In response to concerns that even the shortened VQI frailty assessment tool was too cumbersome to use in a busy surgical clinic, the University of Utah team has been exploring use of the Clinical Frailty Scale (CFS).
“You can consider it to be a simple eyeball test,” said Kraiss during the VQI gathering, which took place during the 2022 Vascular Annual Meeting (VAM) in Boston (June 15–18). Using a continuum from one to eight (with nine being a special category for the terminally ill), researchers found the division is between four and five, between “non-frail but vulnerable,” to “mildly frail,” typically including an inability to shop independently and may require help with cooking and housework.
“CFS when applied by a geriatrician correlated very well with frailty scoring using CGA,” said Kraiss. “It’s appealing for use in surgery clinic; no additional testing is required and it’s quick and simple.”
Thus far, researchers have had an “encouraging single-site experience,” though the presenter brought up the question of whether CFS can be used “in multiple institutions by multiple providers and still retain its accuracy.”
Hales, who has been a research nurse and the VQI data manager at the University of Utah’s Division of Vascular Surgery for the past seven years, presented on a multi-institution experience with CFS.
Hales and colleagues charted CFS scores over three years at four participating centers in order to evaluate whether CFS is being accurately and consistently used across the centers.

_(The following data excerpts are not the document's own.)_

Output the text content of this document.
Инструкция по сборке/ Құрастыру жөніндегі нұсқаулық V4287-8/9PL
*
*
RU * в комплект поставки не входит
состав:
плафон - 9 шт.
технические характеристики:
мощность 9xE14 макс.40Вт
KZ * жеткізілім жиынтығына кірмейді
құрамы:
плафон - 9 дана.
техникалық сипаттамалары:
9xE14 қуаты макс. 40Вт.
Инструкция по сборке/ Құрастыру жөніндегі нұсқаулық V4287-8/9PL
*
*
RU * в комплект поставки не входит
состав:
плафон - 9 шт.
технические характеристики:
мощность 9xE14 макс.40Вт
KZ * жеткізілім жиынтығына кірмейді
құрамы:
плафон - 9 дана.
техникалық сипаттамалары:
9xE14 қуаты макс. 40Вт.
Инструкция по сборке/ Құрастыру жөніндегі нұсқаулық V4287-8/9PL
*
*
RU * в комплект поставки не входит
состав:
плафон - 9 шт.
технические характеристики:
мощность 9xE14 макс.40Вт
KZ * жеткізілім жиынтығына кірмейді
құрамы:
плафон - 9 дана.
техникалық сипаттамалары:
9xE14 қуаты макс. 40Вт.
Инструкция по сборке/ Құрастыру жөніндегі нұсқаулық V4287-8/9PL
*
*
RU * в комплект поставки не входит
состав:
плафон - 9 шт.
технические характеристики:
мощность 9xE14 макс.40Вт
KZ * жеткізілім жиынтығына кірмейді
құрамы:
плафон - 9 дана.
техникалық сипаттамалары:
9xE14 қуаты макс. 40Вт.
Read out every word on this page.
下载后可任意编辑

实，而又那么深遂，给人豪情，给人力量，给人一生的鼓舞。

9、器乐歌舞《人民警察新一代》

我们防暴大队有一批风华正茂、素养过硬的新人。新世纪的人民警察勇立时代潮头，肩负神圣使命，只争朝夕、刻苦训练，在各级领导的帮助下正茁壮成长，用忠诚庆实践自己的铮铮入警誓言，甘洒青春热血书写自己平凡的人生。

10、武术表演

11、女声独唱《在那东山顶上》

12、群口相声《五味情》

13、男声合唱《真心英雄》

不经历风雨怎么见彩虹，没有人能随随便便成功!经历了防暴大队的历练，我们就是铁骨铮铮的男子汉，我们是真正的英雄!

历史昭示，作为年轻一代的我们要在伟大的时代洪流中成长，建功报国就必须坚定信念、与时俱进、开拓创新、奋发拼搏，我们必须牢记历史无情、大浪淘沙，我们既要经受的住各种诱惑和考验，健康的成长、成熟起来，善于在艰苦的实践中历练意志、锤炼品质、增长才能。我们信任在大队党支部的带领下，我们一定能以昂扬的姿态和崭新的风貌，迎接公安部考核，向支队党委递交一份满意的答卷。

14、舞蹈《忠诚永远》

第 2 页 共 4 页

Their data included 336 paired scores, which show how frailty status changed after VQI procedure. The presenter reported that 14% of those deemed non-frail before a procedure declined to frail status and that preoperative frailty improved in 40% of patients. Lower-extremity revascularization was found to be the procedure that most frequently caused frailty status changes.
Hales relayed a preliminary conclusion that these centers are using CFS differently. “There is a need for future analysis to calibrate the CFS score to a common gold standard, such as the VQI frailty scale or the risk analysis index or both,” the presenter commented.
In another presentation, Arya, who is an associate professor of surgery at Stanford University in Stanford, California, outlined a 30-second frailty screening tool called the Risk Analysis Index (RAI) she and her research team developed and then demonstrated how surgeons can use the RAI to measure frailty.
Arya has been studying frailty and surgery since 2014. “I knew the old methods wouldn’t work,” she said. “We need the tool to be rapid, able to be used by anyone, not be variable in terms of who’s using it, and easily administered.”
The team developed a 12-question, 14-point assessment around the five domains of function, physical, cognitive, nutritional and social. “The score robustly predicts who is going to die in the next six months,” she said. “As the score increases, we see an exponential rise in six-month mortality.”
She and her team have used the RAI with Veterans Affairs data and in a modified format in the VQI (VQI-RAI), finding it “highly predictive.” In addition, research into frailty and surgery has shown that vascular surgery “definitely is a specialty with a much higher burden of frailty,” she said, with almost 20% of patients in a high-risk category.
She also has researched the stress of surgery itself, with data indicating that in the frailest patients, the six-month mortality figure is 30 to 40%, “no matter the procedure.”
Arya concluded that RAI offers a “robust tool” for frailty assessment, and suggested that frailty assessment in the VQI could be improved by adding two to three more variables such as cognition, cancer comorbidity and granular function measures.
The study into clinical use of RAI continues, with a four-year VA funded trial on improving outcomes, using a “bundled care” approach. The presenter remarked on the overarching significance of the work: “We’re learning a lot about how to put specialists together to discuss how to optimize outcomes for the high-risk patient, do less-invasive or non-invasive procedures and provide goal-concordant care.”